ダース投手の関西高校 早稲田実業相手に延長15回の熱戦

 選抜高校野球大会第7日本日の第三試合は、インド系球児ダース投手の関西高校と久々に出場の古豪、早稲田実業の対戦となった。先に関西高校の一回戦での勝利について書いた際、二回戦を『3月31日』と誤って記したことをこの場を借りて訂正したい。
 今大会初の延長戦へと進み、15回までで7対7の同点。大会規定により引き分け再試合となった。三試合のみが予定されていた翌日30日の第4試合にこの関西高校と早稲田実業高校のゲームが組まれることとなった。
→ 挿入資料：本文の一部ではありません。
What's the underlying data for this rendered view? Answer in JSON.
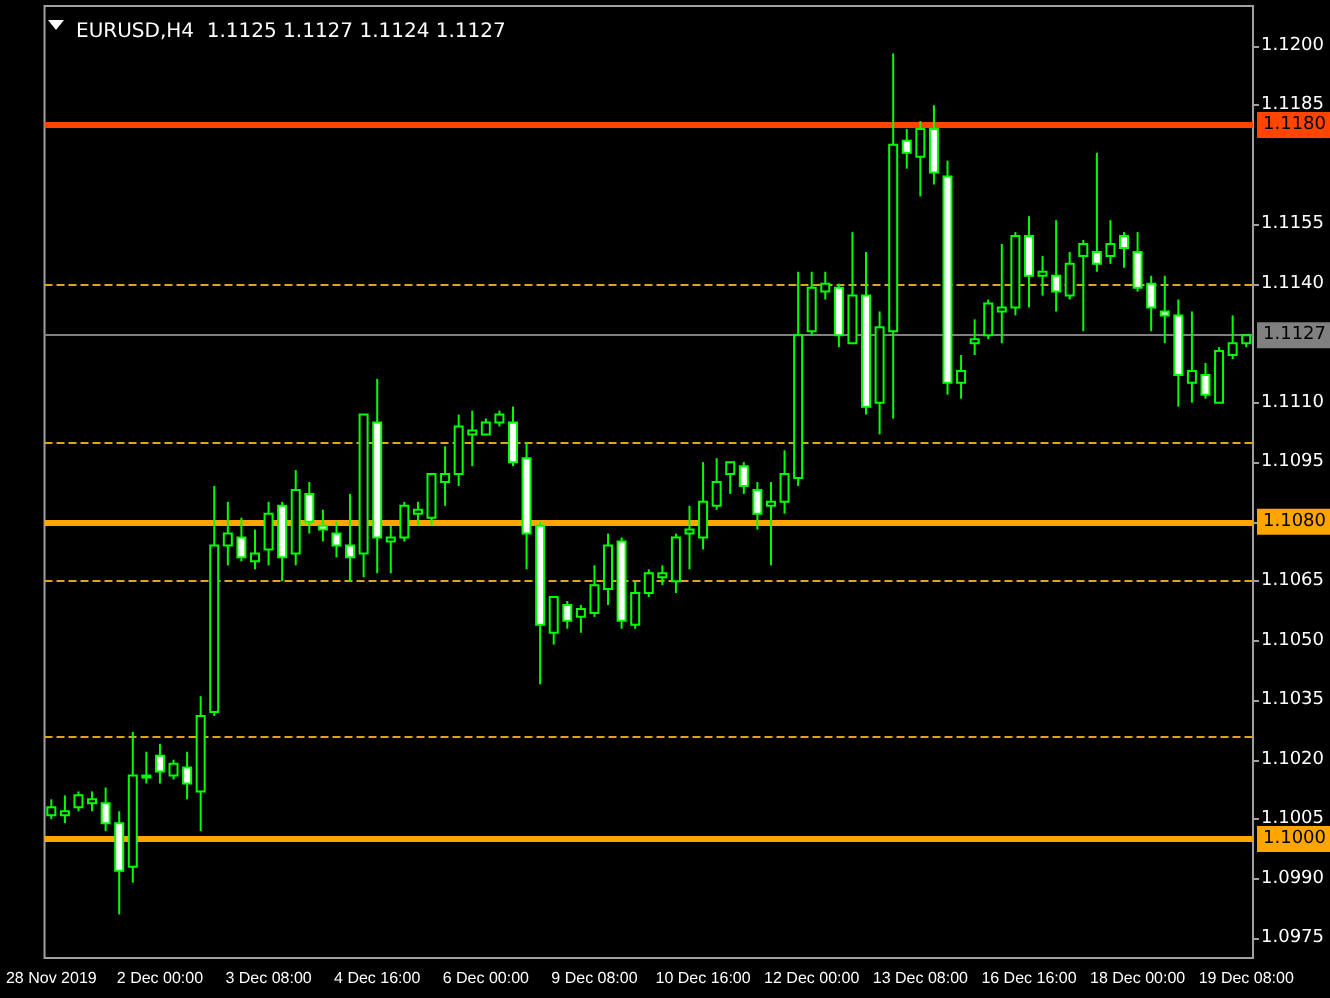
{
  "chart_data": {
    "type": "candlestick",
    "title": "EURUSD,H4  1.1125 1.1127 1.1124 1.1127",
    "categories": [
      "28 Nov 2019",
      null,
      null,
      null,
      null,
      null,
      null,
      null,
      "2 Dec 00:00",
      null,
      null,
      null,
      null,
      null,
      null,
      null,
      "3 Dec 08:00",
      null,
      null,
      null,
      null,
      null,
      null,
      null,
      "4 Dec 16:00",
      null,
      null,
      null,
      null,
      null,
      null,
      null,
      "6 Dec 00:00",
      null,
      null,
      null,
      null,
      null,
      null,
      null,
      "9 Dec 08:00",
      null,
      null,
      null,
      null,
      null,
      null,
      null,
      "10 Dec 16:00",
      null,
      null,
      null,
      null,
      null,
      null,
      null,
      "12 Dec 00:00",
      null,
      null,
      null,
      null,
      null,
      null,
      null,
      "13 Dec 08:00",
      null,
      null,
      null,
      null,
      null,
      null,
      null,
      "16 Dec 16:00",
      null,
      null,
      null,
      null,
      null,
      null,
      null,
      "18 Dec 00:00",
      null,
      null,
      null,
      null,
      null,
      null,
      null,
      "19 Dec 08:00"
    ],
    "ohlc": [
      [
        1.1006,
        1.101,
        1.1005,
        1.1008
      ],
      [
        1.1006,
        1.1011,
        1.1004,
        1.1007
      ],
      [
        1.1008,
        1.1012,
        1.1007,
        1.1011
      ],
      [
        1.1009,
        1.1012,
        1.1007,
        1.101
      ],
      [
        1.1009,
        1.1013,
        1.1002,
        1.1004
      ],
      [
        1.1004,
        1.1007,
        1.0981,
        1.0992
      ],
      [
        1.0993,
        1.1027,
        1.0989,
        1.1016
      ],
      [
        1.1016,
        1.1022,
        1.1014,
        1.1016
      ],
      [
        1.1021,
        1.1024,
        1.1014,
        1.1017
      ],
      [
        1.1016,
        1.102,
        1.1015,
        1.1019
      ],
      [
        1.1018,
        1.1022,
        1.101,
        1.1014
      ],
      [
        1.1012,
        1.1036,
        1.1002,
        1.1031
      ],
      [
        1.1032,
        1.1089,
        1.1031,
        1.1074
      ],
      [
        1.1074,
        1.1085,
        1.1069,
        1.1077
      ],
      [
        1.1076,
        1.1081,
        1.107,
        1.1071
      ],
      [
        1.107,
        1.1078,
        1.1068,
        1.1072
      ],
      [
        1.1073,
        1.1085,
        1.1069,
        1.1082
      ],
      [
        1.1084,
        1.1085,
        1.1065,
        1.1071
      ],
      [
        1.1072,
        1.1093,
        1.1069,
        1.1088
      ],
      [
        1.1087,
        1.109,
        1.1077,
        1.108
      ],
      [
        1.1079,
        1.1083,
        1.1075,
        1.1078
      ],
      [
        1.1077,
        1.108,
        1.1071,
        1.1074
      ],
      [
        1.1074,
        1.1087,
        1.1065,
        1.1071
      ],
      [
        1.1072,
        1.1107,
        1.1066,
        1.1107
      ],
      [
        1.1105,
        1.1116,
        1.1067,
        1.1076
      ],
      [
        1.1075,
        1.1079,
        1.1067,
        1.1076
      ],
      [
        1.1076,
        1.1085,
        1.1075,
        1.1084
      ],
      [
        1.1082,
        1.1085,
        1.1079,
        1.1083
      ],
      [
        1.1081,
        1.1092,
        1.1079,
        1.1092
      ],
      [
        1.109,
        1.1099,
        1.1084,
        1.1092
      ],
      [
        1.1092,
        1.1107,
        1.1089,
        1.1104
      ],
      [
        1.1102,
        1.1108,
        1.1094,
        1.1103
      ],
      [
        1.1102,
        1.1106,
        1.1102,
        1.1105
      ],
      [
        1.1105,
        1.1108,
        1.1104,
        1.1107
      ],
      [
        1.1105,
        1.1109,
        1.1094,
        1.1095
      ],
      [
        1.1096,
        1.11,
        1.1068,
        1.1077
      ],
      [
        1.1079,
        1.108,
        1.1039,
        1.1054
      ],
      [
        1.1052,
        1.1061,
        1.1049,
        1.1061
      ],
      [
        1.1059,
        1.106,
        1.1053,
        1.1055
      ],
      [
        1.1056,
        1.1059,
        1.1052,
        1.1058
      ],
      [
        1.1057,
        1.1069,
        1.1056,
        1.1064
      ],
      [
        1.1063,
        1.1077,
        1.1059,
        1.1074
      ],
      [
        1.1075,
        1.1076,
        1.1053,
        1.1055
      ],
      [
        1.1054,
        1.1065,
        1.1053,
        1.1062
      ],
      [
        1.1062,
        1.1068,
        1.1061,
        1.1067
      ],
      [
        1.1066,
        1.1069,
        1.1064,
        1.1067
      ],
      [
        1.1065,
        1.1077,
        1.1062,
        1.1076
      ],
      [
        1.1077,
        1.1084,
        1.1068,
        1.1078
      ],
      [
        1.1076,
        1.1095,
        1.1073,
        1.1085
      ],
      [
        1.1084,
        1.1096,
        1.1083,
        1.109
      ],
      [
        1.1092,
        1.1095,
        1.1087,
        1.1095
      ],
      [
        1.1094,
        1.1095,
        1.1087,
        1.1089
      ],
      [
        1.1088,
        1.109,
        1.1078,
        1.1082
      ],
      [
        1.1084,
        1.109,
        1.1069,
        1.1085
      ],
      [
        1.1085,
        1.1098,
        1.1082,
        1.1092
      ],
      [
        1.1091,
        1.1143,
        1.1089,
        1.1127
      ],
      [
        1.1128,
        1.1143,
        1.1127,
        1.1139
      ],
      [
        1.1138,
        1.1143,
        1.1136,
        1.114
      ],
      [
        1.1139,
        1.114,
        1.1124,
        1.1127
      ],
      [
        1.1125,
        1.1153,
        1.1125,
        1.1137
      ],
      [
        1.1137,
        1.1148,
        1.1107,
        1.1109
      ],
      [
        1.111,
        1.1133,
        1.1102,
        1.1129
      ],
      [
        1.1128,
        1.1198,
        1.1106,
        1.1175
      ],
      [
        1.1176,
        1.1179,
        1.1169,
        1.1173
      ],
      [
        1.1172,
        1.1181,
        1.1162,
        1.1179
      ],
      [
        1.1179,
        1.1185,
        1.1165,
        1.1168
      ],
      [
        1.1167,
        1.1171,
        1.1112,
        1.1115
      ],
      [
        1.1115,
        1.1122,
        1.1111,
        1.1118
      ],
      [
        1.1125,
        1.1131,
        1.1122,
        1.1126
      ],
      [
        1.1127,
        1.1136,
        1.1126,
        1.1135
      ],
      [
        1.1133,
        1.115,
        1.1125,
        1.1134
      ],
      [
        1.1134,
        1.1153,
        1.1132,
        1.1152
      ],
      [
        1.1152,
        1.1157,
        1.1134,
        1.1142
      ],
      [
        1.1142,
        1.1147,
        1.1137,
        1.1143
      ],
      [
        1.1142,
        1.1156,
        1.1133,
        1.1138
      ],
      [
        1.1137,
        1.1148,
        1.1136,
        1.1145
      ],
      [
        1.1147,
        1.1151,
        1.1128,
        1.115
      ],
      [
        1.1148,
        1.1173,
        1.1143,
        1.1145
      ],
      [
        1.1147,
        1.1156,
        1.1145,
        1.115
      ],
      [
        1.1152,
        1.1153,
        1.1144,
        1.1149
      ],
      [
        1.1148,
        1.1153,
        1.1138,
        1.1139
      ],
      [
        1.114,
        1.1142,
        1.1128,
        1.1134
      ],
      [
        1.1133,
        1.1142,
        1.1125,
        1.1132
      ],
      [
        1.1132,
        1.1136,
        1.1109,
        1.1117
      ],
      [
        1.1115,
        1.1133,
        1.111,
        1.1118
      ],
      [
        1.1117,
        1.112,
        1.1111,
        1.1112
      ],
      [
        1.111,
        1.1124,
        1.111,
        1.1123
      ],
      [
        1.1122,
        1.1132,
        1.1121,
        1.1125
      ],
      [
        1.1125,
        1.1127,
        1.1124,
        1.1127
      ]
    ],
    "ylim": [
      1.097,
      1.121
    ],
    "yticks": [
      {
        "value": 1.0975,
        "label": "1.0975"
      },
      {
        "value": 1.099,
        "label": "1.0990"
      },
      {
        "value": 1.1005,
        "label": "1.1005"
      },
      {
        "value": 1.102,
        "label": "1.1020"
      },
      {
        "value": 1.1035,
        "label": "1.1035"
      },
      {
        "value": 1.105,
        "label": "1.1050"
      },
      {
        "value": 1.1065,
        "label": "1.1065"
      },
      {
        "value": 1.108,
        "label": "1.1080"
      },
      {
        "value": 1.1095,
        "label": "1.1095"
      },
      {
        "value": 1.111,
        "label": "1.1110"
      },
      {
        "value": 1.114,
        "label": "1.1140"
      },
      {
        "value": 1.1155,
        "label": "1.1155"
      },
      {
        "value": 1.1185,
        "label": "1.1185"
      },
      {
        "value": 1.12,
        "label": "1.1200"
      }
    ],
    "ref_lines": [
      {
        "axis": "y",
        "value": 1.118,
        "label": "1.1180",
        "color": "#ff4500",
        "line_style": "solid"
      },
      {
        "axis": "y",
        "value": 1.108,
        "label": "1.1080",
        "color": "#ffa500",
        "line_style": "solid"
      },
      {
        "axis": "y",
        "value": 1.1,
        "label": "1.1000",
        "color": "#ffa500",
        "line_style": "solid"
      },
      {
        "axis": "y",
        "value": 1.1127,
        "label": "1.1127",
        "color": "#808080",
        "line_style": "solid"
      },
      {
        "axis": "y",
        "value": 1.114,
        "color": "#daa520",
        "line_style": "dashed"
      },
      {
        "axis": "y",
        "value": 1.11,
        "color": "#daa520",
        "line_style": "dashed"
      },
      {
        "axis": "y",
        "value": 1.1065,
        "color": "#daa520",
        "line_style": "dashed"
      },
      {
        "axis": "y",
        "value": 1.1026,
        "color": "#daa520",
        "line_style": "dashed"
      }
    ]
  }
}
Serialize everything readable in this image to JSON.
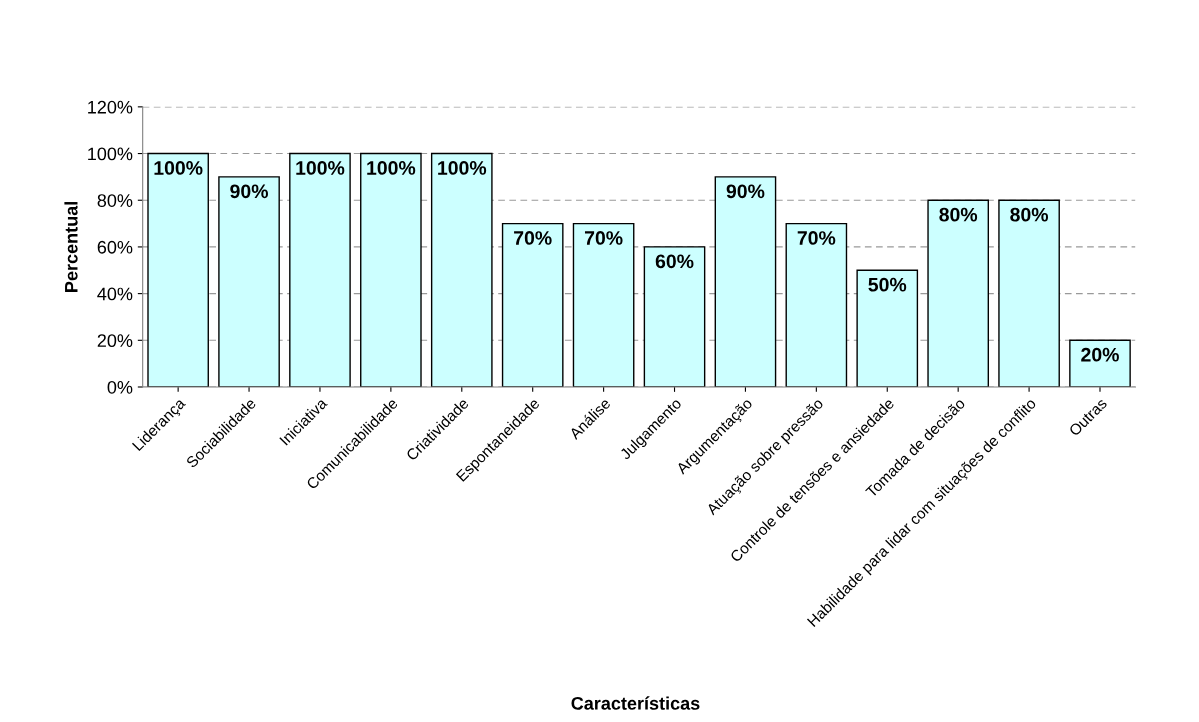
{
  "chart_data": {
    "type": "bar",
    "xlabel": "Características",
    "ylabel": "Percentual",
    "categories": [
      "Liderança",
      "Sociabilidade",
      "Iniciativa",
      "Comunicabilidade",
      "Criatividade",
      "Espontaneidade",
      "Análise",
      "Julgamento",
      "Argumentação",
      "Atuação sobre pressão",
      "Controle de tensões e ansiedade",
      "Tomada de decisão",
      "Habilidade para lidar com situações de conflito",
      "Outras"
    ],
    "values": [
      100,
      90,
      100,
      100,
      100,
      70,
      70,
      60,
      90,
      70,
      50,
      80,
      80,
      20
    ],
    "value_labels": [
      "100%",
      "90%",
      "100%",
      "100%",
      "100%",
      "70%",
      "70%",
      "60%",
      "90%",
      "70%",
      "50%",
      "80%",
      "80%",
      "20%"
    ],
    "color": "#ccffff",
    "ylim": [
      0,
      120
    ],
    "yticks": [
      {
        "value": 0,
        "label": "0%"
      },
      {
        "value": 20,
        "label": "20%"
      },
      {
        "value": 40,
        "label": "40%"
      },
      {
        "value": 60,
        "label": "60%"
      },
      {
        "value": 80,
        "label": "80%"
      },
      {
        "value": 100,
        "label": "100%"
      },
      {
        "value": 120,
        "label": "120%"
      }
    ],
    "grid": "y",
    "legend": false
  }
}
 ともに大量得点を挙げる打撃戦となったこの試合で先制したのは関西。三回裏にライトへの犠牲フライで三塁走者がホームインした。だが5回表の早実の攻撃で、ランナーを二塁においてのツーラン・ホームランで逆転。同回裏に関西は一死満塁の場面で左中間へ高く上がった犠牲フライで同点に追いつくという、手に汗握る展開となった。
 しかし続く6回表、一・三塁にランナーを置いた早稲田実業は、レフト前タイムリーヒットで一点追加して勝ち越し、さらには7回にタイムリー・ツーベースで二点奪取、そして犠牲フライでなおも一点加え、追いすがる関西を突き放したかに見えた。
 だがドラマはまだまだ続く。7回裏に一死走者一塁の場面でツーラン・ホームランが飛び出し、関西は選手たちのダグアウト、応援スタンドともに追い上げムードに沸く。
 それでも9回表の、早稲田実業がライトオーバーのスリーベースによる一点追加により、ついに勝負あったかと誰もが思ったことだろう。だがそれでも関西高校ナインはあきらめなかった。ノーアウト満塁のまたとないチャンスを作りあげ、右中間に走者一掃のスリーベース・ヒットで同点に追いついたのだ!
 延長戦に入ってからは両校ともに相手の得点を許さず15回を迎える。規定上、延長戦の最終イニングとなる同回裏はアウトカウントひとつ、走者二塁という場面でダースの左翼頭上を越えるかと思われる長打性の当たりでそのままサヨナラ勝利か、という決定的な瞬間。 これを早実のレフトを守る選手がギリギリのところで捕らえてセカンドに送球、離塁していた走者は懸命に戻るが間に合わずタッチアウト。素晴らしいファインプレーであった。
 実を言うと私自身、特に野球というスポーツに関心がないので、春・夏に展開される甲子園でのこうした試合を見ることはほとんどなかった。
 しかし昨年、今年と珍しいインド系のダース選手が出ていることから、関西高校の試合ということでなんとなく見ていたのだが、やはり情熱のすべてを野球に注ぎこむ青春真っただ中の球児たちのひたむきさ、負けたら後がないという一発勝負の厳しさを目のあたりにして、ググッと引き込まれてしまった。ともに実力の高い両校のドラマチックな試合展開に興奮し、選手たちの素晴らしいプレーと熱いハートには実に心動かされるものがあった。
 勝負は仕切りなおしとなったが、明日は本日同様、いやそれ以上に大きな感動が待っているような気がする。